The more you understand yourself, the better you are able to communicate your feelings to others. There are also links to improving your speaking skills as you improve your writing of articulating your emotions on paper.
4. Reduce Stress
A gratitude journal can help you think about what is going well in your life and helps you to focus on what to be thankful for rather than all of the stressors. This can help reduce stress instantly because it takes your mind off of the demands of worrying, anger, discontentment or disappointments.
It is also important to write about what is stressing you. Often when we are stressed by the demands of negative emotions, we stuff them down or try to ignore them.
This is like holding your breath under water. Eventually you have to breathe. And breathing out stuffed negative emotions can look like spewing anger all over someone.
Journaling allows you to process those emotions, access your right brain and work towards calmly addressing the root problem to which you feel.
University of Texas at Austin psychologist and researcher James Pennebaker believes that writing about stressful events helps you come to terms with them, thus reducing the impact of these stressors on your physical health.
5. Solve Problems
Writing about relational conflict can allow us to process emotions rather than stewing over them. Writing out our problems allows us to access the right brain creativity to think differently about a problem, thus finding better solutions to them.
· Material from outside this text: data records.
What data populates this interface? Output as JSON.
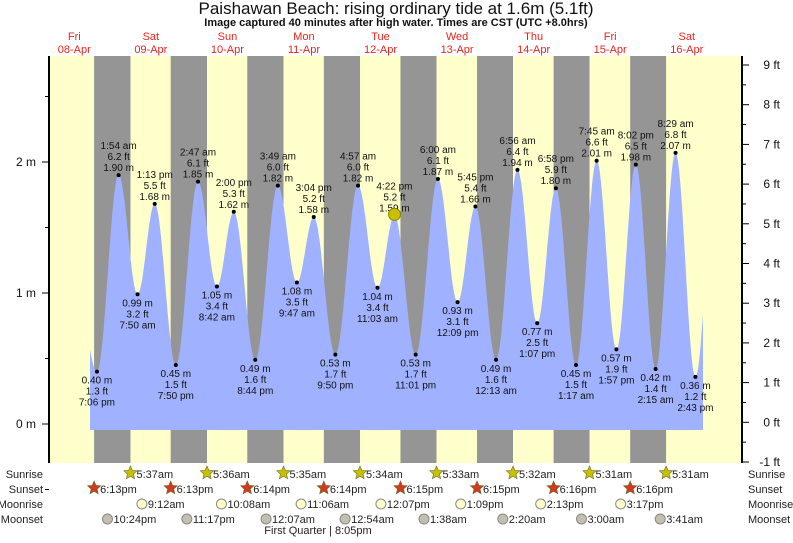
{
  "header": {
    "title": "Paishawan Beach: rising  ordinary tide at 1.6m (5.1ft)",
    "subtitle": "Image captured 40 minutes after high water. Times are CST (UTC +8.0hrs)"
  },
  "colors": {
    "day": "#ffffcc",
    "night": "#959595",
    "water": "#a0b2ff",
    "day_label": "#e8241c",
    "sunrise": "#c8c000",
    "sunset": "#d03a20",
    "moonrise": "#ffffc8",
    "moonset": "#c4c0b0",
    "current": "#c8c000"
  },
  "days": [
    {
      "weekday": "Fri",
      "date": "08-Apr"
    },
    {
      "weekday": "Sat",
      "date": "09-Apr"
    },
    {
      "weekday": "Sun",
      "date": "10-Apr"
    },
    {
      "weekday": "Mon",
      "date": "11-Apr"
    },
    {
      "weekday": "Tue",
      "date": "12-Apr"
    },
    {
      "weekday": "Wed",
      "date": "13-Apr"
    },
    {
      "weekday": "Thu",
      "date": "14-Apr"
    },
    {
      "weekday": "Fri",
      "date": "15-Apr"
    },
    {
      "weekday": "Sat",
      "date": "16-Apr"
    }
  ],
  "row_labels": {
    "sunrise": "Sunrise",
    "sunset": "Sunset",
    "moonrise": "Moonrise",
    "moonset": "Moonset"
  },
  "chart_data": {
    "type": "area",
    "title": "Paishawan Beach: rising  ordinary tide at 1.6m (5.1ft)",
    "left_axis": {
      "unit": "m",
      "ticks": [
        "0 m",
        "1 m",
        "2 m"
      ],
      "range_m": [
        -0.305,
        2.743
      ]
    },
    "right_axis": {
      "unit": "ft",
      "ticks": [
        "-1 ft",
        "0 ft",
        "1 ft",
        "2 ft",
        "3 ft",
        "4 ft",
        "5 ft",
        "6 ft",
        "7 ft",
        "8 ft",
        "9 ft"
      ],
      "range_ft": [
        -1,
        9
      ]
    },
    "current": {
      "day": 4,
      "time": "5:02 pm",
      "height_m": 1.6,
      "height_ft": 5.1
    },
    "extremes": [
      {
        "type": "low",
        "day": 0,
        "time": "7:06 pm",
        "m": "0.40 m",
        "ft": "1.3 ft"
      },
      {
        "type": "high",
        "day": 1,
        "time": "1:54 am",
        "m": "1.90 m",
        "ft": "6.2 ft"
      },
      {
        "type": "low",
        "day": 1,
        "time": "7:50 am",
        "m": "0.99 m",
        "ft": "3.2 ft"
      },
      {
        "type": "high",
        "day": 1,
        "time": "1:13 pm",
        "m": "1.68 m",
        "ft": "5.5 ft"
      },
      {
        "type": "low",
        "day": 1,
        "time": "7:50 pm",
        "m": "0.45 m",
        "ft": "1.5 ft"
      },
      {
        "type": "high",
        "day": 2,
        "time": "2:47 am",
        "m": "1.85 m",
        "ft": "6.1 ft"
      },
      {
        "type": "low",
        "day": 2,
        "time": "8:42 am",
        "m": "1.05 m",
        "ft": "3.4 ft"
      },
      {
        "type": "high",
        "day": 2,
        "time": "2:00 pm",
        "m": "1.62 m",
        "ft": "5.3 ft"
      },
      {
        "type": "low",
        "day": 2,
        "time": "8:44 pm",
        "m": "0.49 m",
        "ft": "1.6 ft"
      },
      {
        "type": "high",
        "day": 3,
        "time": "3:49 am",
        "m": "1.82 m",
        "ft": "6.0 ft"
      },
      {
        "type": "low",
        "day": 3,
        "time": "9:47 am",
        "m": "1.08 m",
        "ft": "3.5 ft"
      },
      {
        "type": "high",
        "day": 3,
        "time": "3:04 pm",
        "m": "1.58 m",
        "ft": "5.2 ft"
      },
      {
        "type": "low",
        "day": 3,
        "time": "9:50 pm",
        "m": "0.53 m",
        "ft": "1.7 ft"
      },
      {
        "type": "high",
        "day": 4,
        "time": "4:57 am",
        "m": "1.82 m",
        "ft": "6.0 ft"
      },
      {
        "type": "low",
        "day": 4,
        "time": "11:03 am",
        "m": "1.04 m",
        "ft": "3.4 ft"
      },
      {
        "type": "high",
        "day": 4,
        "time": "4:22 pm",
        "m": "1.59 m",
        "ft": "5.2 ft"
      },
      {
        "type": "low",
        "day": 4,
        "time": "11:01 pm",
        "m": "0.53 m",
        "ft": "1.7 ft"
      },
      {
        "type": "high",
        "day": 5,
        "time": "6:00 am",
        "m": "1.87 m",
        "ft": "6.1 ft"
      },
      {
        "type": "low",
        "day": 5,
        "time": "12:09 pm",
        "m": "0.93 m",
        "ft": "3.1 ft"
      },
      {
        "type": "high",
        "day": 5,
        "time": "5:45 pm",
        "m": "1.66 m",
        "ft": "5.4 ft"
      },
      {
        "type": "low",
        "day": 6,
        "time": "12:13 am",
        "m": "0.49 m",
        "ft": "1.6 ft"
      },
      {
        "type": "high",
        "day": 6,
        "time": "6:56 am",
        "m": "1.94 m",
        "ft": "6.4 ft"
      },
      {
        "type": "low",
        "day": 6,
        "time": "1:07 pm",
        "m": "0.77 m",
        "ft": "2.5 ft"
      },
      {
        "type": "high",
        "day": 6,
        "time": "6:58 pm",
        "m": "1.80 m",
        "ft": "5.9 ft"
      },
      {
        "type": "low",
        "day": 7,
        "time": "1:17 am",
        "m": "0.45 m",
        "ft": "1.5 ft"
      },
      {
        "type": "high",
        "day": 7,
        "time": "7:45 am",
        "m": "2.01 m",
        "ft": "6.6 ft"
      },
      {
        "type": "low",
        "day": 7,
        "time": "1:57 pm",
        "m": "0.57 m",
        "ft": "1.9 ft"
      },
      {
        "type": "high",
        "day": 7,
        "time": "8:02 pm",
        "m": "1.98 m",
        "ft": "6.5 ft"
      },
      {
        "type": "low",
        "day": 8,
        "time": "2:15 am",
        "m": "0.42 m",
        "ft": "1.4 ft"
      },
      {
        "type": "high",
        "day": 8,
        "time": "8:29 am",
        "m": "2.07 m",
        "ft": "6.8 ft"
      },
      {
        "type": "low",
        "day": 8,
        "time": "2:43 pm",
        "m": "0.36 m",
        "ft": "1.2 ft"
      }
    ]
  },
  "sunrise": [
    {
      "day": 1,
      "time": "5:37am"
    },
    {
      "day": 2,
      "time": "5:36am"
    },
    {
      "day": 3,
      "time": "5:35am"
    },
    {
      "day": 4,
      "time": "5:34am"
    },
    {
      "day": 5,
      "time": "5:33am"
    },
    {
      "day": 6,
      "time": "5:32am"
    },
    {
      "day": 7,
      "time": "5:31am"
    },
    {
      "day": 8,
      "time": "5:31am"
    }
  ],
  "sunset": [
    {
      "day": 0,
      "time": "6:13pm"
    },
    {
      "day": 1,
      "time": "6:13pm"
    },
    {
      "day": 2,
      "time": "6:14pm"
    },
    {
      "day": 3,
      "time": "6:14pm"
    },
    {
      "day": 4,
      "time": "6:15pm"
    },
    {
      "day": 5,
      "time": "6:15pm"
    },
    {
      "day": 6,
      "time": "6:16pm"
    },
    {
      "day": 7,
      "time": "6:16pm"
    }
  ],
  "moonrise": [
    {
      "day": 1,
      "time": "9:12am"
    },
    {
      "day": 2,
      "time": "10:08am"
    },
    {
      "day": 3,
      "time": "11:06am"
    },
    {
      "day": 4,
      "time": "12:07pm"
    },
    {
      "day": 5,
      "time": "1:09pm"
    },
    {
      "day": 6,
      "time": "2:13pm"
    },
    {
      "day": 7,
      "time": "3:17pm"
    }
  ],
  "moonset": [
    {
      "day": 0,
      "time": "10:24pm"
    },
    {
      "day": 1,
      "time": "11:17pm"
    },
    {
      "day": 3,
      "time": "12:07am"
    },
    {
      "day": 4,
      "time": "12:54am"
    },
    {
      "day": 5,
      "time": "1:38am"
    },
    {
      "day": 6,
      "time": "2:20am"
    },
    {
      "day": 7,
      "time": "3:00am"
    },
    {
      "day": 8,
      "time": "3:41am"
    }
  ],
  "moon_phase": {
    "label": "First Quarter | 8:05pm"
  }
}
When we are not distracted by all of the information in our head, we are able to think more clearly and take different thoughts towards solutions to our problems. When we look back at what we have written about, we can see patterns or habits and better see how to approach conflict and issues we face in our life.
How To Begin
Your journaling will be most effective if done daily for 20 minutes. Begin anywhere, anytime and forget spelling and punctuational rules. Write quickly, as this frees your brain from “shoulds” and other blocks to successful journaling. The most important rule of all is that there are no rules.
Find a journal that is inspiring to write in or simply pick up a scratch piece of paper and write. I have a journal, but also keep small notebooks with me in my purse or side of my bed to write thoughts, ideas and things to process.
My kids have a “thankful journal”. They write in it at night before bed. And sometimes they are asked to go write in it when endless complaining is at hand.
I have a journal that I will write in at the end of the day. I simply write everything and it is so healing. Some people like to write in the morning before starting their day. See more about morning pages here.
Through your writing you’ll discover that your journal is a healthy tool to have. And it may provide the cheapest therapy you will ever get.